Phong Nha – Ke Bang National Park became a UNESCO heritage site in 2003 thanks to its 300 caves and grottos, which date back some 400 million years.
Son Doong and a related network of stunning caves were discovered by a local man named Ho Khanh, but they did not gain international recognition until the British Cave Research Association explored them years ago with Khanh’s help.
Nguyen Van Ky, deputy director of the Quang Binh tourism department, said the province’s tourism industry relies wholly on the area's natural beauty, referring to the grottos at Phong Nha-Ke Bang.
“Skills and technology are somewhere far away,” Ky said, suggesting that it would be a very long time before local establishments can properly accommodate the influx of tourists.
Only around 25.8 percent of the province's tourism professionals are trained, a rate very near the country’s bottom.
Quang Binh's restaurants, he added, have the least-trained employees, he said.
Businesses do a poor job of cooperating and promoting their services, he said, adding that travel agents attending a recent tourism fair in Russia said they'd heard little about Quang Binh.

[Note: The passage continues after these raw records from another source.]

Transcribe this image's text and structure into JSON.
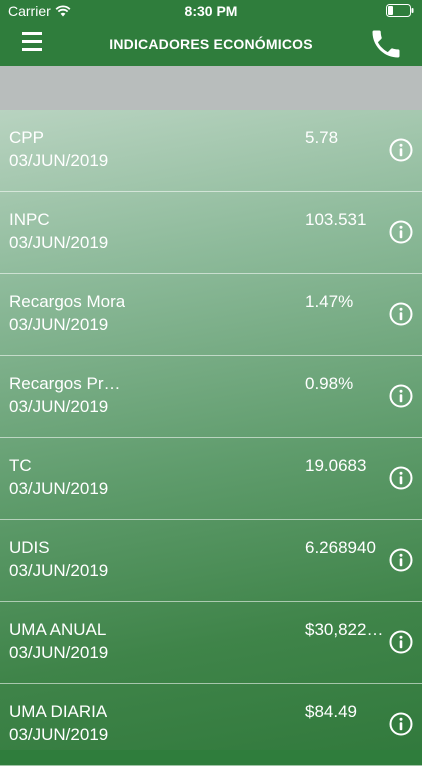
{
  "status_bar": {
    "carrier": "Carrier",
    "time": "8:30 PM"
  },
  "header": {
    "title": "INDICADORES ECONÓMICOS"
  },
  "colors": {
    "brand_green": "#2f7d3c",
    "subheader_gray": "#b8bdbc"
  },
  "indicators": [
    {
      "name": "CPP",
      "date": "03/JUN/2019",
      "value": "5.78"
    },
    {
      "name": "INPC",
      "date": "03/JUN/2019",
      "value": "103.531"
    },
    {
      "name": "Recargos Mora",
      "date": "03/JUN/2019",
      "value": "1.47%"
    },
    {
      "name": "Recargos Pr…",
      "date": "03/JUN/2019",
      "value": "0.98%"
    },
    {
      "name": "TC",
      "date": "03/JUN/2019",
      "value": "19.0683"
    },
    {
      "name": "UDIS",
      "date": "03/JUN/2019",
      "value": "6.268940"
    },
    {
      "name": "UMA ANUAL",
      "date": "03/JUN/2019",
      "value": "$30,822…"
    },
    {
      "name": "UMA DIARIA",
      "date": "03/JUN/2019",
      "value": "$84.49"
    }
  ]
}
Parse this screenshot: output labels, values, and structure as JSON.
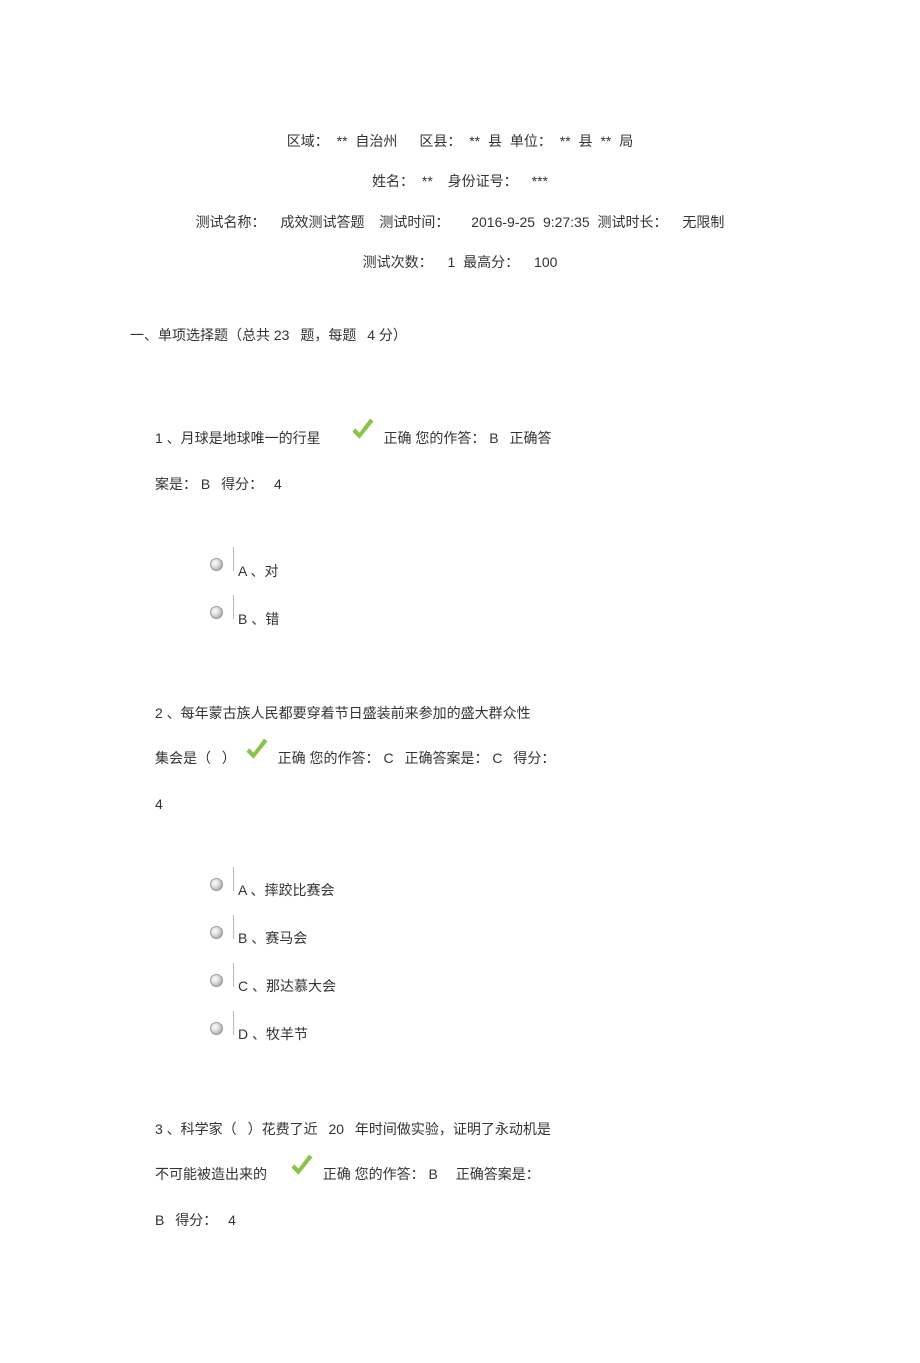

Nguyen Chau A, director of the Oxalis company--the sole provider of caving tours in Quang Binh--said the province should look again at their huge potential to start building relevant services and infrastructure.
As beginners, they also have to make sure that they are not overloaded, A said.
The province can focus on high-quality products, for example, to attract customers with deeper pockets and try to get them to stay longer, he said.